Many people love to watch birds. They plant gardens with birds in mind. They erect birdbaths and bird feeders to attract birds. Some even keep a daily record of the numbers and types of birds seen. The true birdwatcher might not make the following entry, but the average person might: “Today only sparrows.” After all, there are the pretty, exotic or rare Birds, and then there is the common house sparrow. And yet it may be the commonness and plainness of the sparrow that merits mention in the scriptures. Granted, only four passages talk about sparrows, and two of those may be parallel. Nevertheless, the sparrow gets mentioned, and the chicken does not.

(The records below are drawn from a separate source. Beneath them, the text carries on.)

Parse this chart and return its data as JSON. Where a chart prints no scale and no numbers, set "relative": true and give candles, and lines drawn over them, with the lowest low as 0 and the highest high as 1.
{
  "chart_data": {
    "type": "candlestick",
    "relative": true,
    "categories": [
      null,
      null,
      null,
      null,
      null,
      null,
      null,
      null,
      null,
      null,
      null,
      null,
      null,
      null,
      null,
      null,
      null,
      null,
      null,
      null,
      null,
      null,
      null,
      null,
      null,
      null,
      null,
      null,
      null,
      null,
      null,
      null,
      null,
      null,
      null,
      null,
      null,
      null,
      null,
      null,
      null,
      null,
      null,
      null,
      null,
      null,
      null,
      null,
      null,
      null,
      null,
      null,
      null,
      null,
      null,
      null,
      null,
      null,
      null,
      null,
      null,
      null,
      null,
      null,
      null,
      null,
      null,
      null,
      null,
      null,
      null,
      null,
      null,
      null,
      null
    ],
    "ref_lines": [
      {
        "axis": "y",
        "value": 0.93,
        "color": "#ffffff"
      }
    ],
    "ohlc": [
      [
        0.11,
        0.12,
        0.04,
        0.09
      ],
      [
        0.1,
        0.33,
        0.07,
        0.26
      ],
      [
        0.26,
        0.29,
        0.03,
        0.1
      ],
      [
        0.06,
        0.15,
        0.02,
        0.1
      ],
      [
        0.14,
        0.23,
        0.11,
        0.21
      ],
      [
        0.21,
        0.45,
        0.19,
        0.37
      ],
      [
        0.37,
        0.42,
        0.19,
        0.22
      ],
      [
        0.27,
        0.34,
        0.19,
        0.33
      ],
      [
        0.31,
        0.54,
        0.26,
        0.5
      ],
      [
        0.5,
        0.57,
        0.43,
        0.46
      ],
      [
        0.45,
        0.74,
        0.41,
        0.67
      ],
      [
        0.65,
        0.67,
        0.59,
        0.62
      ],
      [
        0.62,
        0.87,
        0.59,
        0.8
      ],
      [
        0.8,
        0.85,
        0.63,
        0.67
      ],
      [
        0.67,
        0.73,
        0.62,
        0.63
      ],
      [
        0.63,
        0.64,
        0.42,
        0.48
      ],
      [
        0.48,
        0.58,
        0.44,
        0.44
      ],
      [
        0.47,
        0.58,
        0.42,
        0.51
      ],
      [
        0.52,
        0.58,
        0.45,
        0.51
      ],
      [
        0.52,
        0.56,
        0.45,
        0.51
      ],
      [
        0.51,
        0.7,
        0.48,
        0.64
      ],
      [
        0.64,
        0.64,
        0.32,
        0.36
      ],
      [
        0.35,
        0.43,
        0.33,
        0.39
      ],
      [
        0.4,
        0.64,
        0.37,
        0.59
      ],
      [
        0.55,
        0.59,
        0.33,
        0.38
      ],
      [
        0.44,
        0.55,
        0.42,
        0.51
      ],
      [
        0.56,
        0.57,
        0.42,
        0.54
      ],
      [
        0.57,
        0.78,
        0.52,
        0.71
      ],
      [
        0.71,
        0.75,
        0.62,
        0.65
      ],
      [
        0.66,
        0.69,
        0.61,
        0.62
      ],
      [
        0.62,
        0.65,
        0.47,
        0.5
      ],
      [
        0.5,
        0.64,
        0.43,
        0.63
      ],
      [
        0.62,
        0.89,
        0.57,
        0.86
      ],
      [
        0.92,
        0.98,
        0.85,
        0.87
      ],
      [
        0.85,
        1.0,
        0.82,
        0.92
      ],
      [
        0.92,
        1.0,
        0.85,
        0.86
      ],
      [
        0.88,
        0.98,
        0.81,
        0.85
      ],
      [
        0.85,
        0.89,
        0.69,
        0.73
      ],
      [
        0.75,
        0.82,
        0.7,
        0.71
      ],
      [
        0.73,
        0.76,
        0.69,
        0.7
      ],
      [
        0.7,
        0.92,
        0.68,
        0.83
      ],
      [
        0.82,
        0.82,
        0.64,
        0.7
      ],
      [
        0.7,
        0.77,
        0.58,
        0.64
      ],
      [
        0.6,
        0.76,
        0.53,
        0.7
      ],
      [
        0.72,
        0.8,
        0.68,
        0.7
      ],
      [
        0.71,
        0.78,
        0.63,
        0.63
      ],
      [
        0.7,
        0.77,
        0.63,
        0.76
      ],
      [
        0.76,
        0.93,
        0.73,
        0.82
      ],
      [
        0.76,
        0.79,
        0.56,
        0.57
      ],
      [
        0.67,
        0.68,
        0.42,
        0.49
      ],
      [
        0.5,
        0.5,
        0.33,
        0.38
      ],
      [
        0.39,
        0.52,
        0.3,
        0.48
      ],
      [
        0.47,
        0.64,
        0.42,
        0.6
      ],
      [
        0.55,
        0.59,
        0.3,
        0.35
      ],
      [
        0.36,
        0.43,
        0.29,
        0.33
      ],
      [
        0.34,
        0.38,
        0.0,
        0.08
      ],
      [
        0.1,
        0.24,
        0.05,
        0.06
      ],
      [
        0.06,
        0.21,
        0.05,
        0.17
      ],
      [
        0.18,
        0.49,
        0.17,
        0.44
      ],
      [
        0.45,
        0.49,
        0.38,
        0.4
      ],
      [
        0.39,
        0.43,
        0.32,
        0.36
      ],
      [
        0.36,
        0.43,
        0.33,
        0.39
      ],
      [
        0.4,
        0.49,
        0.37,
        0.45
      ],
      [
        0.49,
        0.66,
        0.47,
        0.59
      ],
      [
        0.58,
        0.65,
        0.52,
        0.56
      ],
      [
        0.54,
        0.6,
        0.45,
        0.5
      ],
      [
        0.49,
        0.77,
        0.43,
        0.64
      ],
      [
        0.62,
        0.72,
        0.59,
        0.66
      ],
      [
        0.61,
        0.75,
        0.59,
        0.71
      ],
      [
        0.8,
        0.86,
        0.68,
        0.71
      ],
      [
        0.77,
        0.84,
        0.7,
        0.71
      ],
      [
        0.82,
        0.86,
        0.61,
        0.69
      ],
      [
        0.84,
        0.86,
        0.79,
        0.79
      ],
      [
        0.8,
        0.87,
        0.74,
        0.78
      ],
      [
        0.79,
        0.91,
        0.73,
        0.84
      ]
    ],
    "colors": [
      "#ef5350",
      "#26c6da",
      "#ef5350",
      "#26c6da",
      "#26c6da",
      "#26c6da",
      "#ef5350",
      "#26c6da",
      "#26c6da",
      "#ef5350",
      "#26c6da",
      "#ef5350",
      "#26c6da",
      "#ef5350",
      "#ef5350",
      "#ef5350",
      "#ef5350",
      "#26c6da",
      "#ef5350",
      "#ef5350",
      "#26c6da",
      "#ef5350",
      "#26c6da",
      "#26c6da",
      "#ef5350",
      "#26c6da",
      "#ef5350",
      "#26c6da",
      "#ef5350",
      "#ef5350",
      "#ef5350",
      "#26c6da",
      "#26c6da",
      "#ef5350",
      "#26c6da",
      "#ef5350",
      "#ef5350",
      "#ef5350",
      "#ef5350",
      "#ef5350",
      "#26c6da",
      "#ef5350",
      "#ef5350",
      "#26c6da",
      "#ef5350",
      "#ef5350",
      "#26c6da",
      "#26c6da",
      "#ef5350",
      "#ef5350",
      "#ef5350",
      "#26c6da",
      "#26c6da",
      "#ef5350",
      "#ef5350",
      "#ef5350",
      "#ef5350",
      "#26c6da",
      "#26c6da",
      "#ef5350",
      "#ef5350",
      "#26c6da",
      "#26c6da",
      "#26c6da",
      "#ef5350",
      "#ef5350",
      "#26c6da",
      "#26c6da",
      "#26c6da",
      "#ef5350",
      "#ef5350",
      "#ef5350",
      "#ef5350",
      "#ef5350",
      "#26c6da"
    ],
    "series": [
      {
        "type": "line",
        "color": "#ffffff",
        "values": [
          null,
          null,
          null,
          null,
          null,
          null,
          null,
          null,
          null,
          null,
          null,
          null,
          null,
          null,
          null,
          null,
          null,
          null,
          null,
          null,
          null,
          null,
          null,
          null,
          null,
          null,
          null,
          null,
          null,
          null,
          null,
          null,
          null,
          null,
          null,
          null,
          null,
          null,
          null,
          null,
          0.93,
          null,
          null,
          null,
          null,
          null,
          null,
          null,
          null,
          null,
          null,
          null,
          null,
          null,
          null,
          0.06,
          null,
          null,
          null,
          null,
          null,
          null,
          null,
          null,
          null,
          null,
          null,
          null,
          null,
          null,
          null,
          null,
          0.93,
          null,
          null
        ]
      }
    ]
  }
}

“By reason of the voice of my groaning my bones cleave to my skin. I am like a pelican of the wilderness: I am like an owl of the desert. I watch, and am as a sparrow alone upon the house top. Mine enemies reproach me all the day; and they that are mad against me are sworn against me.” (Ps 102:5-8) This psalmist is in a poor state indeed. Nobody wants to be with him. He is, as his nation was at the time, an outcast and a byword. He describes himself as a solitary pelican or owl. Then he shows how forlorn he truly is. He says he watches “as a sparrow alone on the house top.” Now that is desolate indeed. When was the last time you saw a sparrow alone anywhere? One of the things that make people hate sparrows is that they congregate. They are supremely social birds, and that is why they can abide human habitation. A lone sparrow on the housetop is about as desperate a strait that can be imagined.
Most people are not fond of sparrows. They are plain; they are common; and they are nuisances. It is just that dislike that makes the other references to sparrows significant.
“Yea, the sparrow hath found an house, and the swallow a nest for herself, where she may lay her young, even thine altars, O LORD of hosts, my King, and my God.” (Ps 84:3) Some say sparrows will build their nests anywhere, and that may be true. One of the places they built nests was the Temple. This psalmist, possibly someone taken to Babylon in the first deportation, longs to be able to go to God’s house. Why, even the sparrows can lodge there, but he cannot see it. “A day in thy courts is better than a thousand” elsewhere. (v. 10) Even the lowly sparrow is allowed many days in those courts. If a sparrow, why not me? If God allows a sparrow to dwell in his presence, how much more should I want to dwell there! I am better than a sparrow.
It is that last statement that is the point of the remaining two passages about sparrows: Matt 10:29-31 and Lk 12:6-7. On possibly two different occasions Jesus talks about how little we need to fear. His point is that if God takes care of sparrows, how much more he takes care of us, because we are more valuable than the sparrows. In Matthew he says two sparrows sold for a small amount. Luke records that five sparrows sold for twice that amount. That means that one sparrow gets tossed in for nothing. If God takes notice of even that sparrow that is thrown in for free, why should we worry? Why should we fear? Sparrows are virtually valueless. The value placed on a person, though, is the blood of the Son of God.
In the “Pirates of the Caribbean” movies, the ne’er-do-well pirate captain is named Jack Sparrow. If Cap’n Jack Sparrow were a real person, God would take care of even him, because God values even a Sparrow.